Jose Marmol Bernabe v. Loretta E. Lynch

613 F. App'x 663
CourtCourt of Appeals for the Ninth Circuit
DecidedAugust 24, 2015
Docket12-71997
StatusUnpublished

This text of 613 F. App'x 663 (Jose Marmol Bernabe v. Loretta E. Lynch) is published on Counsel Stack Legal Research, covering Court of Appeals for the Ninth Circuit primary law. Counsel Stack provides free access to over 12 million legal documents including statutes, case law, regulations, and constitutions.

Bluebook
Jose Marmol Bernabe v. Loretta E. Lynch, 613 F. App'x 663 (9th Cir. 2015).

Opinion

MEMORANDUM **

Jose Marmol Bernabe, a native and citizen of El Salvador, petitions for review of the Board of Immigration Appeals’ decision affirming the Immigration Judge’s denial of his application for asylum, withholding of removal, relief under the Convention Against Torture, and cancellation of removal under the Nicaraguan Adjustment and Central American Relief Act. We have jurisdiction pursuant to 8 U.S.C. § 1252, and we deny the petition for review.

Substantial evidence supports the BIA’s conclusion that the persecutor bar applies, rendering Bernabe ineligible for relief from removal. 1 See Nuru v. Gonzales, 404 F.3d 1207, 1215 (9th Cir.2005); see also 8 U.S.C. § 1231(b)(3)(B)(i); 8 C.F.R. §§ 1208.13(c)(2)(i)(E), 1208.16(d)(2), 1240.66(a). The BIA correctly concluded that Bernabe’s conduct established that he was “individuality] accountable]” for the actions he took as a member of the National Police. Miranda Alvarado v. Gonzales, 449 F.3d 915, 926 (9th Cir.2006) (internal citation and quotation marks omitted). During his time in the National Police, Bernabe arrested guerrillas and was responsible for taking their declarations and preparing a report that was given to his superiors. Bernabe stated in his sworn statement to Immigration Officer Frank Faecke that he knew arrestees reported as uncooperative would be “handle[d]” by his boss, who “had people from the special group prepared to force the prisoner to talk.” Bernabe confirmed in his sworn statement that the special group, in turn, would “mistreat [prisoners] to get the truth.” He further stated that the special group “had a gym where [it] hung the suspects and gave them electric shock.” Bernabe’s actions exceeded mere membership in the National Police, and were instrumental to the persecution of those whom he arrested. See id. at 928; see also Fedorenko v. United States, 449 U.S. 490, 512 n. 34, 101 S.Ct. 737, 66 L.Ed.2d 686. (1981) (discussing what kind of conduct “fits within the statutory language about persons who assisted in the persecution of civilians”). The IJ did not err in weighing the asylum officer’s testimony and the statements in Bernabe’s sworn statement over Bernabe’s testimony at his removal hearing. Substantial evidence supports the IJ’s conclusion that nothing in the record indicates that the asylum officer was not credible and that Bernabe’s attempt to distance himself from his earlier statements once he was before the IJ was “disingenuous,” since by that time Bernabe *665 knew that he could be denied asylum on the basis of the persecutor bar.

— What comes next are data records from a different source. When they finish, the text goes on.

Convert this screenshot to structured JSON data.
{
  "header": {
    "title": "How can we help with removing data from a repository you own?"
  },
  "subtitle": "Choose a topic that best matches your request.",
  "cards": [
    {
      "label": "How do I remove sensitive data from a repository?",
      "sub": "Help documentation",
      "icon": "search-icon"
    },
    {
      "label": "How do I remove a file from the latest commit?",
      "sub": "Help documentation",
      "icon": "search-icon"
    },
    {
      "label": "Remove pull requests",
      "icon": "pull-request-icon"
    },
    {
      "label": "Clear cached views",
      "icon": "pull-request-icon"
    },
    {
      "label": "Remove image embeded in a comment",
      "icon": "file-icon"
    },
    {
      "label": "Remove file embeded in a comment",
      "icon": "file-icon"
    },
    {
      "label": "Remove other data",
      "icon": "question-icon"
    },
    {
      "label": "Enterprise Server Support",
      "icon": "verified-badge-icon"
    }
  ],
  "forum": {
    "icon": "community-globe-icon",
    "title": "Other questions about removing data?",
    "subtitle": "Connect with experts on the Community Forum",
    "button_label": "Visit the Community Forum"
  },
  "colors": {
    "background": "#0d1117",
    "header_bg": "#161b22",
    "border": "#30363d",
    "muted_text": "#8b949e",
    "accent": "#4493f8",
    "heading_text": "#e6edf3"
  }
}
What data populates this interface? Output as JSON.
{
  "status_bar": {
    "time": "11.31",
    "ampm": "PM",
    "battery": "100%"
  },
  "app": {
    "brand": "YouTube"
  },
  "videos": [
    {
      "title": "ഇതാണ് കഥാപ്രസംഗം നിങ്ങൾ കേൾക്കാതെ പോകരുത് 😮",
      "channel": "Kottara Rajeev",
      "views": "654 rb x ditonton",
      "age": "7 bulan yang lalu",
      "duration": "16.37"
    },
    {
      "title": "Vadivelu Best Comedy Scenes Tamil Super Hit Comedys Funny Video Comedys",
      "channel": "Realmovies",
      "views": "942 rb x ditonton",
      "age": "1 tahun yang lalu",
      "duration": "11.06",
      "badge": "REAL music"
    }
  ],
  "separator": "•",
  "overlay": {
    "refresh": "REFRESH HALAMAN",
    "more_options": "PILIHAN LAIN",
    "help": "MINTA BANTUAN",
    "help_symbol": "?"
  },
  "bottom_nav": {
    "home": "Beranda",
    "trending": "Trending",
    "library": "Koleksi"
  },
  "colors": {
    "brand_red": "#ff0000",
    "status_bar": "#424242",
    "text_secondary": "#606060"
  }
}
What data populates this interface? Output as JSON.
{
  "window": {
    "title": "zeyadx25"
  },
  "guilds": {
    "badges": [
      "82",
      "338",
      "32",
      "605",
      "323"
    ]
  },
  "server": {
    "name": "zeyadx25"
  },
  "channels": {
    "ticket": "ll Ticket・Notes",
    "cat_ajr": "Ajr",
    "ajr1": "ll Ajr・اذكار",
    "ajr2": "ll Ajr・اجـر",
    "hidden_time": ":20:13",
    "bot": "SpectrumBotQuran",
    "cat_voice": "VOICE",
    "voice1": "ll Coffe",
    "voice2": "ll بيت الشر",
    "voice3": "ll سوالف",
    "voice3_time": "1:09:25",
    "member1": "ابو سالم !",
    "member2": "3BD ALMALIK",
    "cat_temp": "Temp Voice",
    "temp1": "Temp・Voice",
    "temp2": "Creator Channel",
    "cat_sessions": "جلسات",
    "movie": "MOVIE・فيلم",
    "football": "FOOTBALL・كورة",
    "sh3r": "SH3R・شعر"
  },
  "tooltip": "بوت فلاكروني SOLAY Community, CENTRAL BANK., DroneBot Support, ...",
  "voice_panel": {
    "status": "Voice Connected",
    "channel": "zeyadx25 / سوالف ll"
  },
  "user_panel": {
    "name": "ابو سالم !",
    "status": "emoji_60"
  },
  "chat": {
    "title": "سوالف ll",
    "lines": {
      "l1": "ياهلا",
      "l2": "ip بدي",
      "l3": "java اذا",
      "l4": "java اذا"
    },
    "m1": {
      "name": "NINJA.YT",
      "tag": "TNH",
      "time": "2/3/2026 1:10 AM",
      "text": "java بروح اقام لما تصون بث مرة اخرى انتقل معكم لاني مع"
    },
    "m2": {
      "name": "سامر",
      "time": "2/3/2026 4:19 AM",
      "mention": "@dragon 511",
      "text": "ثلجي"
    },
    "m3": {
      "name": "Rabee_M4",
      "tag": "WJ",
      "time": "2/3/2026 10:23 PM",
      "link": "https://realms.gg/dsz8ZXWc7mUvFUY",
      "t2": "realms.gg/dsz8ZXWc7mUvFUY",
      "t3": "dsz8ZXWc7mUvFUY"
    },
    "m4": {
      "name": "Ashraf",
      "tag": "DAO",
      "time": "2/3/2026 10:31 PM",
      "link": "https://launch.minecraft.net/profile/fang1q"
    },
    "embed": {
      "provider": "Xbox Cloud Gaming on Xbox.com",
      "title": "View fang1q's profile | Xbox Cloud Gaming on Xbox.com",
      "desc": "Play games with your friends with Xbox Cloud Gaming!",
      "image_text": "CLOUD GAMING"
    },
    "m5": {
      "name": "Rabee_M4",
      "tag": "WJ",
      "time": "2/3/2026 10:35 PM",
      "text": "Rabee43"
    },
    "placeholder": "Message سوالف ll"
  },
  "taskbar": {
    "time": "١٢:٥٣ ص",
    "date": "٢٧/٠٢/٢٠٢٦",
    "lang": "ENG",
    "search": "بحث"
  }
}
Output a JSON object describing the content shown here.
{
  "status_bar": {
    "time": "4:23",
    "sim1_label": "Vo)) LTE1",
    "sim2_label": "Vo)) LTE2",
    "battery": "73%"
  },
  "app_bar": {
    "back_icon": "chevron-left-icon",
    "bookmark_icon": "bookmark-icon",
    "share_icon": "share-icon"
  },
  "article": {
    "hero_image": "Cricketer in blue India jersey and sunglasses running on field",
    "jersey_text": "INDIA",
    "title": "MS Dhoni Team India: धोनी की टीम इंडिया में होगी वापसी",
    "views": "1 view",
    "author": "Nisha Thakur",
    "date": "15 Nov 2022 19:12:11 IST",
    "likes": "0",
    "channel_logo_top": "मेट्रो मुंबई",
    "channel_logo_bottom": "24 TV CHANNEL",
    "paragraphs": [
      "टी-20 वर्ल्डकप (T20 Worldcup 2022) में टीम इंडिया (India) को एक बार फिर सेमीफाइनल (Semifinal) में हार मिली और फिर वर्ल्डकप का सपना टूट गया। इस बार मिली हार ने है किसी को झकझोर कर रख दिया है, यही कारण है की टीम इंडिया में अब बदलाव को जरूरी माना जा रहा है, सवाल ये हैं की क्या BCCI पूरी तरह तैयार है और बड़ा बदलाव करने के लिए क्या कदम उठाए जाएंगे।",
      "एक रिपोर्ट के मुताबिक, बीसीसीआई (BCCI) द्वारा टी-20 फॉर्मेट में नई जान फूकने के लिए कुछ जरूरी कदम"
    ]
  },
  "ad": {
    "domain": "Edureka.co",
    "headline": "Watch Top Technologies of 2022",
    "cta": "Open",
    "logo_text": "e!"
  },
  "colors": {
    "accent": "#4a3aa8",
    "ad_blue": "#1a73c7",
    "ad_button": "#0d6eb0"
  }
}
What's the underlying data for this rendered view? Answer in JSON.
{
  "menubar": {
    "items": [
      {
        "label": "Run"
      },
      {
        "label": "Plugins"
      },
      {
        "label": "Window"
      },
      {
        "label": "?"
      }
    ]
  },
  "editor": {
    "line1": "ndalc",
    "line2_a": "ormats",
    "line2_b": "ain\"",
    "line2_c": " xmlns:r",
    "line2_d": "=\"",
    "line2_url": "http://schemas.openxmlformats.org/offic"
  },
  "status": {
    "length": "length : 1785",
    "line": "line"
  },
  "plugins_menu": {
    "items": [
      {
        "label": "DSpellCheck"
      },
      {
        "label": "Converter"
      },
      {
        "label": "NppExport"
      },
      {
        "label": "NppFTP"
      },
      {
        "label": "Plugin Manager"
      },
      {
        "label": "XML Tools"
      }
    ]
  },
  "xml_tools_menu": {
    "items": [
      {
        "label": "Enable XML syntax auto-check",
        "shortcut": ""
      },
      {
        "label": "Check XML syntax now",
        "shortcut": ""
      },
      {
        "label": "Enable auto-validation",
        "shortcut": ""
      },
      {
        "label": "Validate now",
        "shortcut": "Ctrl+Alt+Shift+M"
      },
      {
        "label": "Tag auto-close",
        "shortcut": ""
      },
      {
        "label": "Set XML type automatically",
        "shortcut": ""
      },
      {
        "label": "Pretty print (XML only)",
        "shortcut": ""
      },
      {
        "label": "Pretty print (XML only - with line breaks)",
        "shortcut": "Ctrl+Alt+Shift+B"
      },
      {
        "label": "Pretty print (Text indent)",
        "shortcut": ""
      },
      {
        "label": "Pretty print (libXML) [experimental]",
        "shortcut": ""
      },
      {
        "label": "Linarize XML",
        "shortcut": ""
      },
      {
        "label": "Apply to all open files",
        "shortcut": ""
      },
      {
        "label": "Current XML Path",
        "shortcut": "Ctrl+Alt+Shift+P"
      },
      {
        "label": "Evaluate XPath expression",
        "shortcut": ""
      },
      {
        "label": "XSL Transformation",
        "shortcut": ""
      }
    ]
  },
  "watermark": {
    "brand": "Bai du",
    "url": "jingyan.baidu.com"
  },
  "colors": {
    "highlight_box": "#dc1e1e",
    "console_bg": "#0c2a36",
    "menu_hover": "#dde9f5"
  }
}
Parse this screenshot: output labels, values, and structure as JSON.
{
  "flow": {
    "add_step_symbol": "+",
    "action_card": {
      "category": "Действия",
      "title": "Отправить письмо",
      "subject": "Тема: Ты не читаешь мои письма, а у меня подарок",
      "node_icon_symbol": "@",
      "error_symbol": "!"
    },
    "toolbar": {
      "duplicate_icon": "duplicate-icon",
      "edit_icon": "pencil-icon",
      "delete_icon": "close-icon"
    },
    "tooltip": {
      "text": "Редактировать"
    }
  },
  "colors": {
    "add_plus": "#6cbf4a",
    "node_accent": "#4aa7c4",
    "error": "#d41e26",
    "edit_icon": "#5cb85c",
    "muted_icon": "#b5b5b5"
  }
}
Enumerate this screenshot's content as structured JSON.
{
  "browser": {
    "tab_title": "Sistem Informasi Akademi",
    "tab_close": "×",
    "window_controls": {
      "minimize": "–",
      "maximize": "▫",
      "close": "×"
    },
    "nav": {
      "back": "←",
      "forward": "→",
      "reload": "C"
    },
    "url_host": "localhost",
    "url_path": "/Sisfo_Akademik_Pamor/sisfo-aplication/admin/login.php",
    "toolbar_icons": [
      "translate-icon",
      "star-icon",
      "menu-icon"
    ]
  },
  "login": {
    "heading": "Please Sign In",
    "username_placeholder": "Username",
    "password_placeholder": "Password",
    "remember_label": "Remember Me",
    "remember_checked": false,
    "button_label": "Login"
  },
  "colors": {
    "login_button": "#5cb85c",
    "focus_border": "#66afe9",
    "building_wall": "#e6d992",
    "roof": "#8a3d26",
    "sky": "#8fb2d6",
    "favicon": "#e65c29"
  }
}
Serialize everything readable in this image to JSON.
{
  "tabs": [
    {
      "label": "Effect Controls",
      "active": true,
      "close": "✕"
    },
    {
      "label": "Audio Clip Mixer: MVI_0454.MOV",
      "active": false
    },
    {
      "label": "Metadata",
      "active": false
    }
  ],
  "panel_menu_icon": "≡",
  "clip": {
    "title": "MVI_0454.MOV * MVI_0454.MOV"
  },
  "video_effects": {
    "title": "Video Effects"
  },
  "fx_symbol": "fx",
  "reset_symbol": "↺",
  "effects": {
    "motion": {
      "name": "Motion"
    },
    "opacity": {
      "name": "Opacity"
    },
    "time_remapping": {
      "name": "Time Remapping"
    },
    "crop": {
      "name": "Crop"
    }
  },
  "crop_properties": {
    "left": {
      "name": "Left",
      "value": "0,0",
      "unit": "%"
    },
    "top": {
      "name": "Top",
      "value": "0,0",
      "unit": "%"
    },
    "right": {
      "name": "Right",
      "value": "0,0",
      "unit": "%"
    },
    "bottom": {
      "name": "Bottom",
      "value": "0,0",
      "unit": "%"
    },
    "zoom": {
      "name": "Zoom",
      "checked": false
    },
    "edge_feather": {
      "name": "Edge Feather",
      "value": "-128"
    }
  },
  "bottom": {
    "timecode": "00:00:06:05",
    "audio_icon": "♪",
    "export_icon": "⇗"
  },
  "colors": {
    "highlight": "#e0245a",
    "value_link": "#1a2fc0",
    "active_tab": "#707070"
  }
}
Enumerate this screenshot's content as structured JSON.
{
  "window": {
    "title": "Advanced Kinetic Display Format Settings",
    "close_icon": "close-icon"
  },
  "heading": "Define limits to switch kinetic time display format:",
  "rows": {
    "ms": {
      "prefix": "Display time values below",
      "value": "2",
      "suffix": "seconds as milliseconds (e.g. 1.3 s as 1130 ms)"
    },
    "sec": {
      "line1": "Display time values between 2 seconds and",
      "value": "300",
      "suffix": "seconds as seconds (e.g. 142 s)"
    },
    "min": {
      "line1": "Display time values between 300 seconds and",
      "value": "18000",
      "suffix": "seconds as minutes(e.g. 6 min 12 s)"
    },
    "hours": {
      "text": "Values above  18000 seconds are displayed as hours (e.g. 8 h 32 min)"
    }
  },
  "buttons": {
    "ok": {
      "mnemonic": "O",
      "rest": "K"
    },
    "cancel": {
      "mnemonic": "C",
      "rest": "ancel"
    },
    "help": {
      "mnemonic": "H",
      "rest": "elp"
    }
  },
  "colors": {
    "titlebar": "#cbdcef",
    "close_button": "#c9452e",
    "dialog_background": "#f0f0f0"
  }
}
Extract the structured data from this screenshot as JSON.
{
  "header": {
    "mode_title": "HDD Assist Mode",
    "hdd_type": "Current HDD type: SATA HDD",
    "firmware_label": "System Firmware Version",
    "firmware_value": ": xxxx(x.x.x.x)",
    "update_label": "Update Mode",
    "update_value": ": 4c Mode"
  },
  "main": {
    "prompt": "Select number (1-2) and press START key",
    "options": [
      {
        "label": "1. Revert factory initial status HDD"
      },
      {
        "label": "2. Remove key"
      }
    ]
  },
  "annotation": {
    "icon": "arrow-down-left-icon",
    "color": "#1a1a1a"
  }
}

The BIA also correctly concluded that Bernabe failed to demonstrate that any “surrounding circumstances” militated against the conclusion that he was a persecutor. Miranda Alvarado, 449 F.3d at 926 (citing Vukmirovic v. Ashcroft, 362 F.3d 1247, 1252-53 (9th Cir.2004)). Bernabe has not argued, much less demonstrated, that his actions were motivated by self-defense or any other extenuating circumstances. Rather, Bernabe testified that he voluntarily joined the National Police, and during his time in that organization, volunteered for a special service position guarding the presidential home.

Petition DENIED.

**

This disposition is not appropriate for publication and is not precedent except as provided by 9th Cir. R. 36-3.

1

. The persecutor bar does hot apply to applications for deferral of removal under CAT. 8 C.F.R. § 1208.17(a). However, Bernabe expressly waived his deferral of removal claim in his opening brief.